Quando o paciente se despe na frente de alguém é porque suas vozes mandaram ou é porque está bravo com sua família? Às vezes o paciente aprende a utilizar seus sintomas para manipular as pessoas ao redor e conseguir o que quer. Pode não querer mais morar com alguém, ou pode querer voltar ao hospital por algum motivo. Essa situação, por exemplo, não significa falta de controle.
Aconselhamos que a medicação seja controlada ou supervisionada pela família, já que tomá-la continuamente é, em geral, fundamental para que o paciente não volte a ser hospitalizado.

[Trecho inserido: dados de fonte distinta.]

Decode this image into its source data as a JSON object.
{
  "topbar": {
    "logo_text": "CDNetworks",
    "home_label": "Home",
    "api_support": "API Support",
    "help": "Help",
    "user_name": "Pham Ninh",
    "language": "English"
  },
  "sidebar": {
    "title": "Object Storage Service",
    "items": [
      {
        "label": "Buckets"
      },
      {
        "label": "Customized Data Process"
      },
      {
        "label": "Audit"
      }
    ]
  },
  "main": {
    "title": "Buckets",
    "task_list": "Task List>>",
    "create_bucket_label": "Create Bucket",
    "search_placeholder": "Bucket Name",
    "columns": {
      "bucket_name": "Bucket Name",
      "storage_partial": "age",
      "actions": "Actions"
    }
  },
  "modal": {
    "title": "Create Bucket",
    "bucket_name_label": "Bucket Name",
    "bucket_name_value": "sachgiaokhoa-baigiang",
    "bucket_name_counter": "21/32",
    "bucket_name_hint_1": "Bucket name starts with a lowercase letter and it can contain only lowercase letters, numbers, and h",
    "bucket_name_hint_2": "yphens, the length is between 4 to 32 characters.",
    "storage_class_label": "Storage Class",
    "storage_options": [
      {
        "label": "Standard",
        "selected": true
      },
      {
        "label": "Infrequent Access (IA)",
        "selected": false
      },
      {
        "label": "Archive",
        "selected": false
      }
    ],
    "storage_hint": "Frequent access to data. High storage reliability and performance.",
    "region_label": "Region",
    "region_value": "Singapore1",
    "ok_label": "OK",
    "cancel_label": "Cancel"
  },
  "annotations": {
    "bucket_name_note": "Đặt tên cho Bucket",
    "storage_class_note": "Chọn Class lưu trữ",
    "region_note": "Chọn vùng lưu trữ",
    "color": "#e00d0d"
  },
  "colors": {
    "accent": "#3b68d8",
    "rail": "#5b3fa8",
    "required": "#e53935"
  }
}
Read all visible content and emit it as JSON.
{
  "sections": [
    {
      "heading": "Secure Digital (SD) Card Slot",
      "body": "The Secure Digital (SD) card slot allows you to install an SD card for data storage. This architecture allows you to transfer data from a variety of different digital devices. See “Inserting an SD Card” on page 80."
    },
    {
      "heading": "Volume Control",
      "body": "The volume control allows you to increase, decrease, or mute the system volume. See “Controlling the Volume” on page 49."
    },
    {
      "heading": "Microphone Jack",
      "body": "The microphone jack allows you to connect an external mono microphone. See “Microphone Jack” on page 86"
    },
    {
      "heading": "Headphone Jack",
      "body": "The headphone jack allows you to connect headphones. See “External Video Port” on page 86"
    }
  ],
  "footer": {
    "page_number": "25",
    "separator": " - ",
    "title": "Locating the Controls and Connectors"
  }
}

Para avaliar se o paciente pode viajar sozinho, se pode sair e voltar tarde, se pode cuidar de si mesmo, deve-se aumentar sua autonomia aos poucos. Antes de sair para um show à noite, por exemplo, é importante que já tenha saído e feito alguma compra durante o dia. É importante certificar-se que não esteja se envolvendo com tóxicos, e não cause problemas em público por causa de comportamentos estranhos. Quando o paciente pede por mais autonomia, a família deve estabelecer uma série de condições que ele deve respeitar antes de ter mais autonomia. Para sair à noite, por exemplo, a família pode exigir que conheça bem o caminho do ônibus e que se lembre de trancar a casa toda vez que sai. Outra forma de mostrar que pode ter mais autonomia, é cuidando de algumas tarefas da casa. Essas tarefas podem não ser bem recebida quando o paciente é pouco ativo, mas pode ser uma forma de ele mostrar alguma independência e aumentar sua auto-estima. Certamente não será visível prender o paciente em casa temendo pelo que lhe aconteça. Talvez melhor seja que ele ganhe uma autonomia progressiva a partir da sua capacidade de resolver pequenos problemas em casa. Se os atritos entre paciente entre paciente e família forem freqüentes pode ser conveniente uma curta Terapia de Família, em geral feita com psicólogo/ As. Social treinado que permita um novo acordo das relações intrafamiliares.
A questão do manejo de dinheiro pode ser ainda mais complicada. Alguns pacientes, apesar de pequenas dificuldades, são responsáveis com seu dinheiro. A maioria, entretanto, não consegue lidar com dinheiro e entrega tudo que tem consigo se alguém pedir. Para eles é difícil discriminar se a compra de algo é necessária ou não. Pode-se ensinar essa pessoa, por exemplo, que terá mais autonomia com dinheiro à medida que tiver mais autonomia em outras situações. Por exemplo, pode-se combinar com uma pessoa com dificuldade em manter sua higiene pessoal, que terá um pouco mais de dinheiro por semana para seus gastos pessoais, se tomar banho sem ser mandada. O cumprimento de outras pequenas tarefas também pode servir como indício de que está pronta para receber um pouco mais de responsabilidade.






Às vezes depois de uma crise psicótica severa, (em que o paciente precisava de ajuda até para se vestir, por exemplo), a família tem dificuldade em acreditar que em algumas semanas já tem condições de passear sozinha ou lidar com dinheiro. Essas questões devem ser tratadas da mesma forma que com os outros filhos, á medida que vão crescendo. Deve-se conversar abertamente e deixar o paciente saber quais as condições para receber, pouco a pouco, maior autonomia mesmo que relativa. Se os acontecimentos com seu parente esquizofrênico estiverem pior procure conversar mais com o médico que o acompanha. Se ele estiver fazendo também psicoterapia ou freqüentando um Hospital _Dia converse também sobre o caso com os outros profissionais que o acompanham. Hoje há muitas técnicas novas de tratamento, há novos remédios e seu parente se não está se adaptando a um tipo de tratamento, há novos remédios e seu parente se não está se adaptando a um tipo de tratamento pode-se tentar outro. Mas procure se informar bem sobre o local aonde ele está se tratando, quem são os profissionais. Se ele tem realmente Esquizofrenia, o caso deve ser acompanhado obrigatoriamente por um médico psiquiatra e usar medicação regularmente.